Через полчаса напряженного труда, чертыханий Вишана и оханий Шиты, голубой лунный свет сверкающими ручейками растекся по поверхности великолепно отполированной крышки массивного чёрного гроба.

– Может быть, луна как раз и кстати, – задумчиво глядя на откопанный гроб, процедил Вишан, – Только бы нас не застукали – в этот раз, чувствую я, здесь найдется богатая добыча…

– И я получу свою тысячу баксов, да?! – перебивая Вишана, торопливо спросил нервный Дюфиня.

«Хрен ты на мелкой ряске получишь, а не тысячу баксов!», – злорадно подумал Вишан, но вслух ничего не сказал, лишь согласно кивнул, с надсадным кряхтеньем опускаясь на корточки рядом с роскошным гробом, испускавшим, как и все предыдущие раскопанные им гробы, физически осязаемые волны тепла, до странности уютного, почти домашнего тепла.

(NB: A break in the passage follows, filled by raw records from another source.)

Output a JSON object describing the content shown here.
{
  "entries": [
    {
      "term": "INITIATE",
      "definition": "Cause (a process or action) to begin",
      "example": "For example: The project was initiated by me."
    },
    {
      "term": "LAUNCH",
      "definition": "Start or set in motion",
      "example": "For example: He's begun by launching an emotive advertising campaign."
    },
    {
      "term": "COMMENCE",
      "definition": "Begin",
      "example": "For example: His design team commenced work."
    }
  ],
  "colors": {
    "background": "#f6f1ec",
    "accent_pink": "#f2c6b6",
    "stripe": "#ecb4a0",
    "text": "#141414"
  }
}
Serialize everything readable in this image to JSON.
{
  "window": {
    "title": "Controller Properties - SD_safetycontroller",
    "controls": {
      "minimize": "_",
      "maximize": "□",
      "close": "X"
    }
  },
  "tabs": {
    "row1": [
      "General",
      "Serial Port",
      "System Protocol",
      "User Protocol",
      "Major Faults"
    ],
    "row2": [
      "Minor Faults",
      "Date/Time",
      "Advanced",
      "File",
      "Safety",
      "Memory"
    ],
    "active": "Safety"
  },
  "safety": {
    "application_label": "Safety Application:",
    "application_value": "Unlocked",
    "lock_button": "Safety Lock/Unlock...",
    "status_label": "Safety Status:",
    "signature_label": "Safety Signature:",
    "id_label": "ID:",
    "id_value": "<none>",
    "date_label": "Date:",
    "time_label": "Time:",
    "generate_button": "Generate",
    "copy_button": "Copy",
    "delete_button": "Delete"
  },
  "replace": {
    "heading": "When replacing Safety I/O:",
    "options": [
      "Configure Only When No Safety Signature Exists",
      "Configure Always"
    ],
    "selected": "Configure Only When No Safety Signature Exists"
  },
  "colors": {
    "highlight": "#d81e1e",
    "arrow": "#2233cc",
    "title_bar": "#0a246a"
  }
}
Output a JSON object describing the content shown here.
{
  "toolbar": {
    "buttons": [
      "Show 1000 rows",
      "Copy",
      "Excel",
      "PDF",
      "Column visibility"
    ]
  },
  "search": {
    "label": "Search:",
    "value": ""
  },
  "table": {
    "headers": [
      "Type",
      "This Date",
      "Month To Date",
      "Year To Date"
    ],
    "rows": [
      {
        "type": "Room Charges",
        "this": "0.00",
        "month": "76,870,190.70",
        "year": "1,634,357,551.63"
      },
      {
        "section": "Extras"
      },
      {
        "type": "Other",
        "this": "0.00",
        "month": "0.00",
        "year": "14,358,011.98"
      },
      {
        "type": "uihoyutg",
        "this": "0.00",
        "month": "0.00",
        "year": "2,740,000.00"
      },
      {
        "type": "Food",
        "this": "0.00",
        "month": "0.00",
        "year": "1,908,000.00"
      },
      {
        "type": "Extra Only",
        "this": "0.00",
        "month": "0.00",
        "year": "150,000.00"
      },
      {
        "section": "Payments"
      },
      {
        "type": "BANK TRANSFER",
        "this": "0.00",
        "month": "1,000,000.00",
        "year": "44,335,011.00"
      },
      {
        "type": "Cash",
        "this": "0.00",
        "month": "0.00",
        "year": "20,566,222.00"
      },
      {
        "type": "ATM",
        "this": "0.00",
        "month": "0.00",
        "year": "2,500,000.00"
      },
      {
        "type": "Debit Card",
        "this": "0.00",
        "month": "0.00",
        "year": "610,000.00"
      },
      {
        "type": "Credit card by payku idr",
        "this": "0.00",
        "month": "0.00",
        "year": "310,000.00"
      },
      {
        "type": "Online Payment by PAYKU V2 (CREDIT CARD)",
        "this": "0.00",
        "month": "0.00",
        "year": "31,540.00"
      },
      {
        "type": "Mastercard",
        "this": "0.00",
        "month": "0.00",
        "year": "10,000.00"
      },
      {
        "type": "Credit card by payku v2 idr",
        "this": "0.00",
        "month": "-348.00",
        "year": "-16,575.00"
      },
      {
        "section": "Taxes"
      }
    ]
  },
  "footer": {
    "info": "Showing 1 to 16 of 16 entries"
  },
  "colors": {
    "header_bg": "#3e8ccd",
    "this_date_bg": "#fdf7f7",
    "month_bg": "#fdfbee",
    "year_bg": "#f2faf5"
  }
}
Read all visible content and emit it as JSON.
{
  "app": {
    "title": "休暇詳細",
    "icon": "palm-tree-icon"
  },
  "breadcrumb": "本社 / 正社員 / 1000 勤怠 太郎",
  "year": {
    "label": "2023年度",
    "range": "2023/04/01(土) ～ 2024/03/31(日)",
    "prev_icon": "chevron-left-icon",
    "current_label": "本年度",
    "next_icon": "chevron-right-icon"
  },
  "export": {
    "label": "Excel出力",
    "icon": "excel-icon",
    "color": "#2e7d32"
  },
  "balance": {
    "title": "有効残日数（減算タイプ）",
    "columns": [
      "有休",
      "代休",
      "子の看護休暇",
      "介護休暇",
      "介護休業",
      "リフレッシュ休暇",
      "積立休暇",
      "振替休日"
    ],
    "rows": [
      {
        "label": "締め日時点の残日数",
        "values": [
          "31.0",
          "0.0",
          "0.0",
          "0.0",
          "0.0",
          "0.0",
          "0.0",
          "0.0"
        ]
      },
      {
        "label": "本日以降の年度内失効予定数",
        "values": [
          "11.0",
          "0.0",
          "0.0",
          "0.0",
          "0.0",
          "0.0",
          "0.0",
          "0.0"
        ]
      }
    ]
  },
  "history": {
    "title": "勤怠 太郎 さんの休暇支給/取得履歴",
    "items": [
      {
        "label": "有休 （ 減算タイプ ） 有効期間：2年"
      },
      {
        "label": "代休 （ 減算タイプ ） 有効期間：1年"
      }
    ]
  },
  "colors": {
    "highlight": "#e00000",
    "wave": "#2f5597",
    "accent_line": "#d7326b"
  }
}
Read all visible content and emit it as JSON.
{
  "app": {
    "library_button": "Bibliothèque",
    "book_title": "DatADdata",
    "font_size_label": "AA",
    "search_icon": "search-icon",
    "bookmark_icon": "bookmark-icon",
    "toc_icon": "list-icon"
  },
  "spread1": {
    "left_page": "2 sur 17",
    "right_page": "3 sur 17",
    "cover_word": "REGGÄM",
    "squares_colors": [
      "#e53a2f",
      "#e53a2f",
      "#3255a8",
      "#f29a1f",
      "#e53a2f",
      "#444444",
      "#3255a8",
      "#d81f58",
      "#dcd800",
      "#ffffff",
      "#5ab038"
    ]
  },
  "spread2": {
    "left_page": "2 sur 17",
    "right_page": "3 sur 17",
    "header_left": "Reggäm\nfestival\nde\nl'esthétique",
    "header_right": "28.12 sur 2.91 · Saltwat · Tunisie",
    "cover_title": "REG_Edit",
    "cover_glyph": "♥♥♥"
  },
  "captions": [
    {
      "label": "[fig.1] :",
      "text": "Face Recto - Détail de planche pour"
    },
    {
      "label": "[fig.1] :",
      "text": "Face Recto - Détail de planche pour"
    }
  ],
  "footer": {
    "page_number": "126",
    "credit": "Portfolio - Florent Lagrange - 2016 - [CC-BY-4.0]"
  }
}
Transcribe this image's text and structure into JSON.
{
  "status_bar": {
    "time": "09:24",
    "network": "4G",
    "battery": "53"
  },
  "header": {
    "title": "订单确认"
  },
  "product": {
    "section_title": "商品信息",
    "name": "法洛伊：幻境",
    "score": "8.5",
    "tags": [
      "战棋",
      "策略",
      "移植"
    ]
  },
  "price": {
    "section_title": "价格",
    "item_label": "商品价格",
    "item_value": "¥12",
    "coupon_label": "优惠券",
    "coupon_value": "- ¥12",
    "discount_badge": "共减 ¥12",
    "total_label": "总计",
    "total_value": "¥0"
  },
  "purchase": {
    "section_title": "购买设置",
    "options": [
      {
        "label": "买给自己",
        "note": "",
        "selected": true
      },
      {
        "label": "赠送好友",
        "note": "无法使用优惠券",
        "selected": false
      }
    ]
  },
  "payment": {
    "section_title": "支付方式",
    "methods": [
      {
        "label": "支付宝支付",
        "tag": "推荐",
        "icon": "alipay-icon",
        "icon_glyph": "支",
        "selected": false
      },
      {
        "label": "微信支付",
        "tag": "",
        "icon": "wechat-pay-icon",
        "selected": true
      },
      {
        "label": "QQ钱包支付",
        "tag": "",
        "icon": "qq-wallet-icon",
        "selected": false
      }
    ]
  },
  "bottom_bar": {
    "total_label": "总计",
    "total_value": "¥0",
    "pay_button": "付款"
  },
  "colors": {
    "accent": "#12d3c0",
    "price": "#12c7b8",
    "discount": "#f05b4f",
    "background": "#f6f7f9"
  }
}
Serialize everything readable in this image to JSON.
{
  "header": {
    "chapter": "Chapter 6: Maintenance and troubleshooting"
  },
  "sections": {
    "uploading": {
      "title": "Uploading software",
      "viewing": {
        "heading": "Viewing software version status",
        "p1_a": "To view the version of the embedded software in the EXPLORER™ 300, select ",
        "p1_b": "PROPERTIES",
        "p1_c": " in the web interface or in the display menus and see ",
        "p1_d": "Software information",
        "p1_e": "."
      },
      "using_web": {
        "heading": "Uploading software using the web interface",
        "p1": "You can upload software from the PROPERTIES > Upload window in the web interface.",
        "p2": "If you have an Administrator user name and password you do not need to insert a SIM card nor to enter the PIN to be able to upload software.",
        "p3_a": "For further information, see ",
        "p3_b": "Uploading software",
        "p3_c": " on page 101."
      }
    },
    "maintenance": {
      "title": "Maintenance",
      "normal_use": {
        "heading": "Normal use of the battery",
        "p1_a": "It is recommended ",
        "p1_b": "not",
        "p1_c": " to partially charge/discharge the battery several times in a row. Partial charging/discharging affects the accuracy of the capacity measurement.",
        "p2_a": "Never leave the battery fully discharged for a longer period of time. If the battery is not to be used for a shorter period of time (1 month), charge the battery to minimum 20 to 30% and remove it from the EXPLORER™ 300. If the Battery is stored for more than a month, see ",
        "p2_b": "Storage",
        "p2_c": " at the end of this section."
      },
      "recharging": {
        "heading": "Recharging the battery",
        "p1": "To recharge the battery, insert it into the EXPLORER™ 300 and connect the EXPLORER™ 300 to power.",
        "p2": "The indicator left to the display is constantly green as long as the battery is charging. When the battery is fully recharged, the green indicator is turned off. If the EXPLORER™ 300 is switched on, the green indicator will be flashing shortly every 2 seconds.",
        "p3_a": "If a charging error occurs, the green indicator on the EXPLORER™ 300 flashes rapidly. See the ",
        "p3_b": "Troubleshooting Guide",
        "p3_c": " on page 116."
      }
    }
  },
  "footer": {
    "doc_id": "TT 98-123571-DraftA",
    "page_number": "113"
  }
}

Хотя, в общем-то, это были даже и не гробы, потому что в них никогда не лежали покойники.

В эту странную могилу, случайно два года назад открытую для себя Вишаном, с постоянным упорством строго раз в четыре месяца закапывался ящик из красивого прочного сорта дерева, неизвестного полуграмотному Вишану – длиной в три метра и высотой в метр. Именно такой ящик и был откопан Вишаном и Дюфинёй в эту ветреную лунную ночь посреди обширного муниципального кладбища. Впрочем, для удобства Вишан всегда называл раскапываемые чёрные ящики «гробами».

– Тепло, как от печки! – удивленно произнес Дюфиня, прикладывая ладошки к крышке гроба. – Хорошо, наверное, лежать в таком теплом гробу, особенно зимой!

– Ты, видно, сам не соображаешь, что мелешь! – злобно и дико вытаращился Вишан на деверя.

А на деверя вдруг вновь накатила леденящая волна жуткого необъяснимого страха, заставив его желтые нечистые зубы отбить звонкую дробь.

– Да не дрожжи ты так, – несколько смягчился грубый Вишан, – мне самому тоже не очень весело. Недолго уже осталось. В машину все быстренько перетащим и через час уже водку дома пить будем. Так что не дрожжи и перестань стучать зубами, они у тебя не казённые, – и Вишан негромко рассмеялся своей немудреной шутке.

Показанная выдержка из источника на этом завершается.